İkincisi, Diyarbakır Ulu Camii tabii ki. Siyah taşlarla yapılmış bir camiyi ilk defa görüyordum. Siyah taşın burada konak yapımında kullanıldığını da fark edince, sanki şehre dair gizli bir bilgi edinmiştim. Uçları sivri minareler de bir o kadar şaşırtıcıydı.

Hz. Süleyman Camii.
Hz. Süleyman Camii.

Roma döneminden kaldığı söylenen taşların üzerine oturup, dakikalarca Diyarbakır Ulu Camiiyi izlemem bu yüzdendi. Anlamaya ve anlamlandırmaya çalışıyordum. Ulu Camiin ayrıca bir kilisenin kalıntıları üzerine bina edildiğini öğrendiğimde, şaşkınlığım bir kat daha artmıştı. Evet doğruydu, camiin giriş bölümündeki, geniş avlusunda farklı desenlere sahip sütun ve taşlar vardı. Anadolu’nun eğer bir büyüleyiciliği varsa, işte buradan kaynaklanıyordu: İç içe geçmiş taşlar, diğer ifadeyle iç içe geçmiş tarihler, uluslar, kültürler. O an, Diyarbakır hakkında bir kitap okumadığıma yandım. Tanpınar’dan Erzurum, Konya, İstanbul, Ankara ve Bursa’yı okumuştuk. Diyarbakır’ı kimden okuyacaktık? Sezai Karakoç’un anıları geldi aklıma bir an. Onları yirmi yıl önce, yani üniversite yıllarımda okuduğuma göre, Diyarbakır’la ilgili kısımlarını hızlı hızlı geçmiş olmalıyım. Sadece Ergani kelimesi kalmış aklımda. Oysa üstat Diyarbakır’la ilgili de birçok şey söylüyor ve anlatıyordu diye anımsıyorum. Olsun. Surlardan sonra Diyarbakır’ın Ulu Camiinde olmak, onun taş, minare ve kapısına dalıp dalıp gitmek de bir okumaydı. Hem de yazarı bilinmeden, âdeta eski bir medresenin, yıllarca kapalı kalmış bir odasında rastlanan bir kitabı okur gibi. Onu sökmeye çalışır gibi. Ya da çocukluk arkadaşını görmüş de, onun yıllar içinde neler yaşadığını, düşündüğünü, hissettiğini yüzündeki çizgilerden, saçındaki aklardan okumaya çalışır gibi. Diyarbakır Ulu Camii, “Şam Emeviye Camiin Anadolu’ya yansıması” diye yorumlanan mimarisiyle ne kadar farklı gelse de ruhuyla, duruşu ve anlatımıyla çok tanıdıktı.

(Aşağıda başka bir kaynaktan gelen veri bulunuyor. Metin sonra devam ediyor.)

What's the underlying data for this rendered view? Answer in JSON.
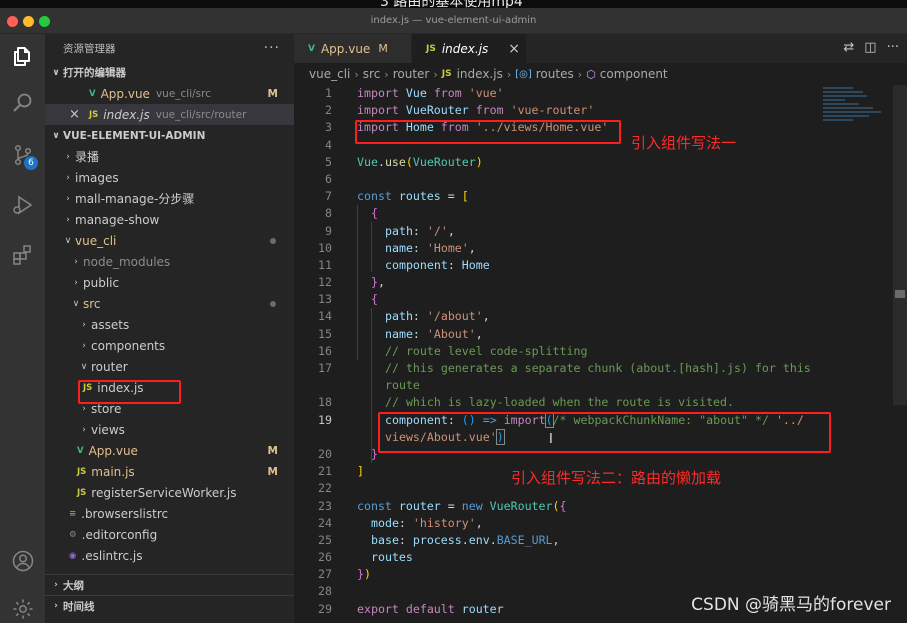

Plansız programsız gezilen şehirlerin farklı bir tadı vardır.
Plansız programsız gezilen şehirlerin farklı bir tadı vardır.

Plansız programsız gezilen şehirlerin farklı bir tadı vardır. Diyarbakır, o tadı fazlasıyla yaşatmıştı bana. Cep telefonundan bu yüzden Diyarbakır’da ne yapılır, nereye gidilir, ne yenir gibi aramalar yapmadım. Sabah saatinde, oldukça ıssız, sakin olan cadde ve çarşıları, öğleye doğru inanılmaz bir kalabalıkla dolduğunda, zaten burada plan yapsam da ona uyamayacağımı anlamıştım. O yüzden rastladığım ilk kişiye, öğlen ne yiyebileceğimi sordum. İlk cevap, ciğer kebabı oldu. Sonra paça çorbası. Paça çorbası mı? Bilindiği üzere Maraş kelle paça çorbası da meşhurdur. Ben de Maraşlı olduğuma göre, ciğer kebabını tercih edecektim. Keşke vakit olsaydı, Diyarbakır’da birkaç gün daha kalabilseydim ve paça çorbasının da tadına bakabilseydim. Neden böyle diyordum, çünkü Diyarbakır’da ciğer kitabının tadı, belki de başka hiçbir yerde yoktur. Paça çorbası da muhtemelen öyledir. Benim gibi şerbetli tatlılarla arası iyi olmayanların bile, gönül rahatlığıyla ve büyük ihtimal beğenerek yiyeceği tatlıları ise, ayrı bir konudur. Tatlıcıdan çıkınca surların dibinde seyyar bir çaycıdan içtiğimiz çayın lezzeti peki?O çayı yudumlarken, surları izlemek, parktan gelip geçen kalabalığa dikkat kesilmek…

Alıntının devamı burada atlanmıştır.